Exciting discoveries include learning Elinor’s name;  glimpsing the life she might have led, by seeing her sister’s career story on ancestry.co.uk; and accessing images of Bird houses in Lugard Road, Shek, which the amah would have known, had she lived longer.



Picture:27 Lugard Road, designed by Lennox Bird for his brother. Lennox lived at no 28.Image courtesy of Gwulo: Old Hong Kong

COULD IT BE?

What remains is the mystery about how and why and how Elinor and the amah got through a small porthole. As someone who knows about gendered disasters at sea, my idea is as follows.

Step 1. The amah and Elinor had gone to the communal First Class ladies’ bathroom after breakfast. They went everywhere together, as they had on land.

Step 2. The amah held Elinor up, the better to look through a porthole. Maybe they were looking at a camel on the banks of the canal. Elinor struggled out of the amah’s hands and into the sea.
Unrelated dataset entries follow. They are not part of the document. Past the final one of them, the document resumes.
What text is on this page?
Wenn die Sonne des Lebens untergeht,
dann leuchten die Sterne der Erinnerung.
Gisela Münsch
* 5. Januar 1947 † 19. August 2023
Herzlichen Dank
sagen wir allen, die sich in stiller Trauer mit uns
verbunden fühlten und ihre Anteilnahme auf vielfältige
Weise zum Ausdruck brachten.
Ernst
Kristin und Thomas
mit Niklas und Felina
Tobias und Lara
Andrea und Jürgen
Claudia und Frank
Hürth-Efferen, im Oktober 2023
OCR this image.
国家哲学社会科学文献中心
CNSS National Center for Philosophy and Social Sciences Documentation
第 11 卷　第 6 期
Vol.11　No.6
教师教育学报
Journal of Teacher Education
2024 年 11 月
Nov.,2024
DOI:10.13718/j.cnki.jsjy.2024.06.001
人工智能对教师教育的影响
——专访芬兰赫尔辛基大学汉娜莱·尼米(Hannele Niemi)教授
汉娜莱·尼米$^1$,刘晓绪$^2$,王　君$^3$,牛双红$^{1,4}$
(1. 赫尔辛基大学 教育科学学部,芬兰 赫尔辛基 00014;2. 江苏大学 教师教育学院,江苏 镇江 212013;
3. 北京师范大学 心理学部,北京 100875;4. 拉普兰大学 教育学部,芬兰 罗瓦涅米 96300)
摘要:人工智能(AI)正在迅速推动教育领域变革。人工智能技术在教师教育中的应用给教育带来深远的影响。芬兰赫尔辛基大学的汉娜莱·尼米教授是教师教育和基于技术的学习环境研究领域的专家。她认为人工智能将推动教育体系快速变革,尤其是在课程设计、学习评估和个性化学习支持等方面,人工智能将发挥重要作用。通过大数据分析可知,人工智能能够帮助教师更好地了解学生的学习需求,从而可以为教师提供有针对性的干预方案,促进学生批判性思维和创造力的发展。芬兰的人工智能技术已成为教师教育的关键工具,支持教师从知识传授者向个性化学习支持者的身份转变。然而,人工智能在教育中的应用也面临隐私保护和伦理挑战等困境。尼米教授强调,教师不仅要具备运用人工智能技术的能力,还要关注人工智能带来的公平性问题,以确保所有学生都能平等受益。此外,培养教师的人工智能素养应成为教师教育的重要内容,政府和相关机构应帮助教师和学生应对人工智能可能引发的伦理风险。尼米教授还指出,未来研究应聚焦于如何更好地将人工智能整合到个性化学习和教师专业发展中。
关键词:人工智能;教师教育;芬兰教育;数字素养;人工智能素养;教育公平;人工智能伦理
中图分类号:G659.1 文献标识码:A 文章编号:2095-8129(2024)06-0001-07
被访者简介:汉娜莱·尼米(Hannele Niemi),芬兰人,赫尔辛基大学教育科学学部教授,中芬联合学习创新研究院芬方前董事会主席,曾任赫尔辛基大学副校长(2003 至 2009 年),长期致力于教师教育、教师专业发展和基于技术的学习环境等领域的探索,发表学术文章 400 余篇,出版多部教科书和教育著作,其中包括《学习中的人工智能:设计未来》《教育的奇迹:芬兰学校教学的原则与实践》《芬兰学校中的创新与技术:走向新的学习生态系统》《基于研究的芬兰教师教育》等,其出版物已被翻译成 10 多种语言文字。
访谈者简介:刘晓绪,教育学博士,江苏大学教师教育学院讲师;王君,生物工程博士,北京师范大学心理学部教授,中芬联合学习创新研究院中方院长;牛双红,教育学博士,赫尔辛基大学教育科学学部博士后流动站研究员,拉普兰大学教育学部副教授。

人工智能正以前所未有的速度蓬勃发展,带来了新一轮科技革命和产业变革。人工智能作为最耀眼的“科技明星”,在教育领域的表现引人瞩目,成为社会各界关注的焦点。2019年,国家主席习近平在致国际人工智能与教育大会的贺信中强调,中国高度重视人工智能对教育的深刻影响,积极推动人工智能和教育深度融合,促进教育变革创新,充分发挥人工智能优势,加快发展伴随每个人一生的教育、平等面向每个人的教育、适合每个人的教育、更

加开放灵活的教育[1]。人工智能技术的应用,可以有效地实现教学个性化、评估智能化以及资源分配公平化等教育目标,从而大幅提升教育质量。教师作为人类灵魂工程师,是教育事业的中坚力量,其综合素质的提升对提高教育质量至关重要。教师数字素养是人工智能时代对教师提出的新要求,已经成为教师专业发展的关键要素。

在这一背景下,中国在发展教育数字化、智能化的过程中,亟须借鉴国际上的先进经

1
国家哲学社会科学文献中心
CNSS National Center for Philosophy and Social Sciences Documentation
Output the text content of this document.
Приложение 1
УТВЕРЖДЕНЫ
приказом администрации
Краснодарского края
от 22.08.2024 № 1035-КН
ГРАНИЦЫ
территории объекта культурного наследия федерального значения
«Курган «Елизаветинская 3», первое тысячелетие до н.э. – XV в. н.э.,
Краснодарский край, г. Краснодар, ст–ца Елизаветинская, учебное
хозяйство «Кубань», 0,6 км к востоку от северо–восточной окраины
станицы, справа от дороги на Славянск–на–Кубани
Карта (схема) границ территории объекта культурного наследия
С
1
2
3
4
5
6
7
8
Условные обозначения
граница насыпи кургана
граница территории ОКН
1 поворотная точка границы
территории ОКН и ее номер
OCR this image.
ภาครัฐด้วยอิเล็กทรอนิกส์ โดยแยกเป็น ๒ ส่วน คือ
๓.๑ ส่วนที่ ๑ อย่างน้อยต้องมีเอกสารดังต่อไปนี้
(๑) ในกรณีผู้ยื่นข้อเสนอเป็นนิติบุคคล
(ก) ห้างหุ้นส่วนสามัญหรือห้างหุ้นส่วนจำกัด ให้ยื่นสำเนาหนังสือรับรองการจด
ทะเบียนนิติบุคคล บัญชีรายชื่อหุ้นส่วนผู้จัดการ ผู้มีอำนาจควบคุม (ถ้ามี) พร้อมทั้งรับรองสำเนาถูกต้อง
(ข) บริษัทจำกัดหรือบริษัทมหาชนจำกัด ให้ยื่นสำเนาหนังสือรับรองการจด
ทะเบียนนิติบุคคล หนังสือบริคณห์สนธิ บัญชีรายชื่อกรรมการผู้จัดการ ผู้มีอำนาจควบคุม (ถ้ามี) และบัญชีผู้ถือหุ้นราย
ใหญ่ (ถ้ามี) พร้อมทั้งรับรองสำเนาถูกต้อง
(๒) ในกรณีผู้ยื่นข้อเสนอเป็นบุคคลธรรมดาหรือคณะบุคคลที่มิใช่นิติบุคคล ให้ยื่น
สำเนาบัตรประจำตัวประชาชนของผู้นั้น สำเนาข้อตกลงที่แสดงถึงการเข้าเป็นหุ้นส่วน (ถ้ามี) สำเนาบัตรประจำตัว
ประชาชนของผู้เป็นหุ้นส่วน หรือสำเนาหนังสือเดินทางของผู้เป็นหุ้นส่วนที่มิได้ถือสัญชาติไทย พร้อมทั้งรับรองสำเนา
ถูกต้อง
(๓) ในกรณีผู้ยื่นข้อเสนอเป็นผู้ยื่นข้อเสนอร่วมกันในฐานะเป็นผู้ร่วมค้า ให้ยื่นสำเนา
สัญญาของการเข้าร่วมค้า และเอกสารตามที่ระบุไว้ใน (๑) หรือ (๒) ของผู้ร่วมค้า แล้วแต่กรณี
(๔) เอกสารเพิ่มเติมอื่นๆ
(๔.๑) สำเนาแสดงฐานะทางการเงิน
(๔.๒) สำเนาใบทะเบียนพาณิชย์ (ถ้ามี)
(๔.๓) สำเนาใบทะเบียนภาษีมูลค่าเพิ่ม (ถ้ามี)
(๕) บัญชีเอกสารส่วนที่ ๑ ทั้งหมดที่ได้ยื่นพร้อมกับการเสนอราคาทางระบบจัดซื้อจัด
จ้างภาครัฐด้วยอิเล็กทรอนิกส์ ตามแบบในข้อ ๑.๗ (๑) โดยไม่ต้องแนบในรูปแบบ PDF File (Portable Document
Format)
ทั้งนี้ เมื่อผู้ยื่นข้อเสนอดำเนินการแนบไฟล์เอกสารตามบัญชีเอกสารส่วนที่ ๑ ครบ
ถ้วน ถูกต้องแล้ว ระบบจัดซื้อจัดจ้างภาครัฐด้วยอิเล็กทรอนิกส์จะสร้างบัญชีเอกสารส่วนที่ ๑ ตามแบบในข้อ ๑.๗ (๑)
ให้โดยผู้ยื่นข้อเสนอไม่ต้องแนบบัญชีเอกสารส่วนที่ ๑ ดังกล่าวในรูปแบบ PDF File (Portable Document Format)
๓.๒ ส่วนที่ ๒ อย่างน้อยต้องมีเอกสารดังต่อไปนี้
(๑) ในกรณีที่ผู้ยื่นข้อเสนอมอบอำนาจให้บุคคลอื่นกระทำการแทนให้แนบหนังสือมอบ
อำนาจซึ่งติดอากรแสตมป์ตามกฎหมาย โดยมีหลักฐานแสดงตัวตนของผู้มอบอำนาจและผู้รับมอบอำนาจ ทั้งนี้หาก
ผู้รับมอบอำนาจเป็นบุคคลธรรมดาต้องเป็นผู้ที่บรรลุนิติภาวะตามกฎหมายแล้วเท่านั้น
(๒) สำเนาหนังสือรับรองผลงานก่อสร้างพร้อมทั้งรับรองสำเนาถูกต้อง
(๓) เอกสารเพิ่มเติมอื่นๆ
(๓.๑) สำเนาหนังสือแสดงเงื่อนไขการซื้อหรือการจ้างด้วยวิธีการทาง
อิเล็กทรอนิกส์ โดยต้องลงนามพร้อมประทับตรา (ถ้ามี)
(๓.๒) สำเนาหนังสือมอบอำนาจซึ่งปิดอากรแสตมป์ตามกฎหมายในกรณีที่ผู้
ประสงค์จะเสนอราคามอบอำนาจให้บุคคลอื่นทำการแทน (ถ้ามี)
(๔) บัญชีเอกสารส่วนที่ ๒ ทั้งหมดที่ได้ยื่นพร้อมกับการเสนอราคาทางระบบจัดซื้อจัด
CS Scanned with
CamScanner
Step 3. The amah, on adrenalin, did the first thing that occurred to her: took direct action and tried to save the child by diving after her, rather than running up on deck to alert an officer to arrange a rescue. She may have thought she didn’t know who to tell, or felt unconfident about her skills in communicating in English. Maybe Mr Jones was alerted by the splash, or a yell from the amah.

Step 4.  Once in the water, the amah perhaps found her ability to swim was poor or non-existent, so she couldn’t catch up with the child.

 If Elinor was indeed unconscious (as a result of hitting her head against the hull as she) fell then the amah is likely to have panicked and felt desolate that Elinor was not able to reach out her arms to be helped. 

The amah’s distressed breathing and any drop in morale would have worsened her ability to save herself, especially if wearing a hampering sari and if the Canal was cold. 

(The water’s overnight October temperature is 66 degrees F at worst.)  (See picSuez Canal. Courtesy State Information Services, Egypt. 

OR COULD IT BE ...

One of my next stories in this series will be about a Japanese amah who deliberately pushed her little charge through a porthole, and then flung herself overboard. Fatally.

As a result of that indication of possible travel rage I wonder if Amah Bird could have been a strict disciplinarian? Or was she someone at the end of her tether about a child’s capriciousness, the employers’ attitudes, the upsetting behaviour by someone else on board in that discriminatory hierarchy?

Could extreme stress have led her to administer the utmost punishment or revenge? Any Sherlock Homes will be alert to the words ‘blow she had received.’

 Either way, the amah’s promising career at the margins of Hong Kong high society and her trip to fabled England ended in tragedy for her. Maybe her actions also re-triggered wider xenophobic doubt about the general reliability of amahs as custodians of the empire’s upcoming generation.